A collaborative future
I’m skeptical of the ability of established publishers to adapt to such a future but, whether they do or not, others will. And the backgrounds of journalists will have to change. The profession has a history of arts graduates who are highly literate but not typically numerate. That has already been the source of ongoing embarrassment for the profession as expert bloggers have highlighted basic errors in the way journalists cover science, health and finance – and it cannot continue.
We will need more journalists who can write a killer Freedom of Information request; more researchers with a knowledge of the hidden corners of the web where databases – the ‘invisible web’ – reside. We will need programmer-journalists who can write a screen scraper to acquire, sort, filter and store that information, and combine or compare it with other sources. We will need designers who can visualise that data in the clearest way possible – not just for editorial reasons but distribution too: infographics are an increasingly significant source of news site traffic.
There is a danger of ‘data churnalism’ – taking public statistics and visualising them in a spectacular way that lacks insight or context. Editors will need the statistical literacy to guard against this, or they will be found out.
And it is not just in editorial that innovation will be needed. Advertising sales will need to experience the same revolution that journalists have experienced, learning the language of web metrics, behavioural advertising and selling the benefits to advertisers.
And as publishers of data too, executives will need to adopt the philosophies of the open data and linked data movements to take advantage of the efficiencies that they provide. The New York Times and The Guardian have both published APIs that allow others to build web services with their content. In return they get access to otherwise unaffordable technical, mathematical and design expertise, and benefit from new products and new audiences, as (in the Guardian’s case) advertising is bundled in with the service. As these benefits become more widely recognised, other publishers will follow.
I have a hope that this will lead to a more collaborative form of journalism. The biggest resource a publisher has is its audience. Until now publishers have simply packaged up that resource for advertisers. But now that the audience is able to access the same information and tools as journalists, to interact with publishers and with each other, they are valuable in different ways.

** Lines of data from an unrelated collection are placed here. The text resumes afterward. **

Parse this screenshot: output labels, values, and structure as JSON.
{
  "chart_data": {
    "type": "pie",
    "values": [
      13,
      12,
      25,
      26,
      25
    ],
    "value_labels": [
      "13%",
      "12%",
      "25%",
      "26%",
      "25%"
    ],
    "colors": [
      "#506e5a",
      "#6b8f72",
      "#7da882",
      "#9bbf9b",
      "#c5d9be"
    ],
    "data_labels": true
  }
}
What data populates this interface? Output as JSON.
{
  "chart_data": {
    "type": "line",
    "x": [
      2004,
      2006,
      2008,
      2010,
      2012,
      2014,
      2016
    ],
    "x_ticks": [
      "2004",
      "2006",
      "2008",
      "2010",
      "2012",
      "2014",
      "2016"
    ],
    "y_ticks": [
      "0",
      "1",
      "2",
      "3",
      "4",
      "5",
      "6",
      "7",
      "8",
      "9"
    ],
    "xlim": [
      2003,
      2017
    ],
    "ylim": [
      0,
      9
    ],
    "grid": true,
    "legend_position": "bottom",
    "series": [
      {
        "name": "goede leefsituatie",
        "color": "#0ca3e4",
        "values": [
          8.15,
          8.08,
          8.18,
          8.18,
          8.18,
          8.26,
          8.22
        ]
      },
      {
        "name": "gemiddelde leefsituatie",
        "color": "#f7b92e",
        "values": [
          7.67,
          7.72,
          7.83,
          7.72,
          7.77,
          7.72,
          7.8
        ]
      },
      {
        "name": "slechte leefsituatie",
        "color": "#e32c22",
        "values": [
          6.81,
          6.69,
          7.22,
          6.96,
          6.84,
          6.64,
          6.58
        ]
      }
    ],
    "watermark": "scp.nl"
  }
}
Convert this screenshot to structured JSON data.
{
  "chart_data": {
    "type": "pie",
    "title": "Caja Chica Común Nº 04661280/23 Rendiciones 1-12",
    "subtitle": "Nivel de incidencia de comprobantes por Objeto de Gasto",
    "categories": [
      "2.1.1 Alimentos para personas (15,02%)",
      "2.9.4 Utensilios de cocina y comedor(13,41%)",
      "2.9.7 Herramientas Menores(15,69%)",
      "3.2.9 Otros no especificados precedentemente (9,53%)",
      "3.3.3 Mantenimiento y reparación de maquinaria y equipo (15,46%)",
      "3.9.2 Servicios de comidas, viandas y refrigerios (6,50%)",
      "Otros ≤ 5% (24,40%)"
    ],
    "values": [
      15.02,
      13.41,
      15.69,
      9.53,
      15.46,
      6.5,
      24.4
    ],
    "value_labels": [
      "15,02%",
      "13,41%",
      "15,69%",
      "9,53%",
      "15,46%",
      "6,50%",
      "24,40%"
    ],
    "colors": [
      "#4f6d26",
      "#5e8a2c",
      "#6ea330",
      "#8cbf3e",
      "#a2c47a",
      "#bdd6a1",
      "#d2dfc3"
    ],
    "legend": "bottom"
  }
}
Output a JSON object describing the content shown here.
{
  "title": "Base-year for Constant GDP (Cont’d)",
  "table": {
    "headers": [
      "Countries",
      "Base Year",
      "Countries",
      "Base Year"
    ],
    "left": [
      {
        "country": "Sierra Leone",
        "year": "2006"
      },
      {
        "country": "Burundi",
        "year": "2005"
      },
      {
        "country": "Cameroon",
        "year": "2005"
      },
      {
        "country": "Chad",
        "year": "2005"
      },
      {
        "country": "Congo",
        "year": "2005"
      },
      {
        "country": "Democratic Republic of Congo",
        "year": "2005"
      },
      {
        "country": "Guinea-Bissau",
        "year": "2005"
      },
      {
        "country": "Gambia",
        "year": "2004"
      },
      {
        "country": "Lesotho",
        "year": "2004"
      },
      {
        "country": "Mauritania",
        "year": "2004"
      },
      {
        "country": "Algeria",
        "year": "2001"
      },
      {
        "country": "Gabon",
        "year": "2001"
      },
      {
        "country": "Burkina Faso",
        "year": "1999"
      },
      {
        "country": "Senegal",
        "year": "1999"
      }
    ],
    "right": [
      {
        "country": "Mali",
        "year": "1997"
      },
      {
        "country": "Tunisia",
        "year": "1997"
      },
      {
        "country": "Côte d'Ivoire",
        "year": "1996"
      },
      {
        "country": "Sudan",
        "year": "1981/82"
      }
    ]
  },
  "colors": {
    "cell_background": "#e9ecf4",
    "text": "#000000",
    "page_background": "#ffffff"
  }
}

At the same time the value of the newsroom has diminished: its size has shrunk, its competitive advantage reduced; and no single journalist has the depth and breadth of skillset needed across statistics, CAR, programming and design that data journalism requires. A new medium – and a new market – demands new rules. The more networked and iterative form of journalism that we’ve already seen emerge online is likely to become even more conventional as publishers move from a model that sees the story as the unit of production, to a model that starts with data.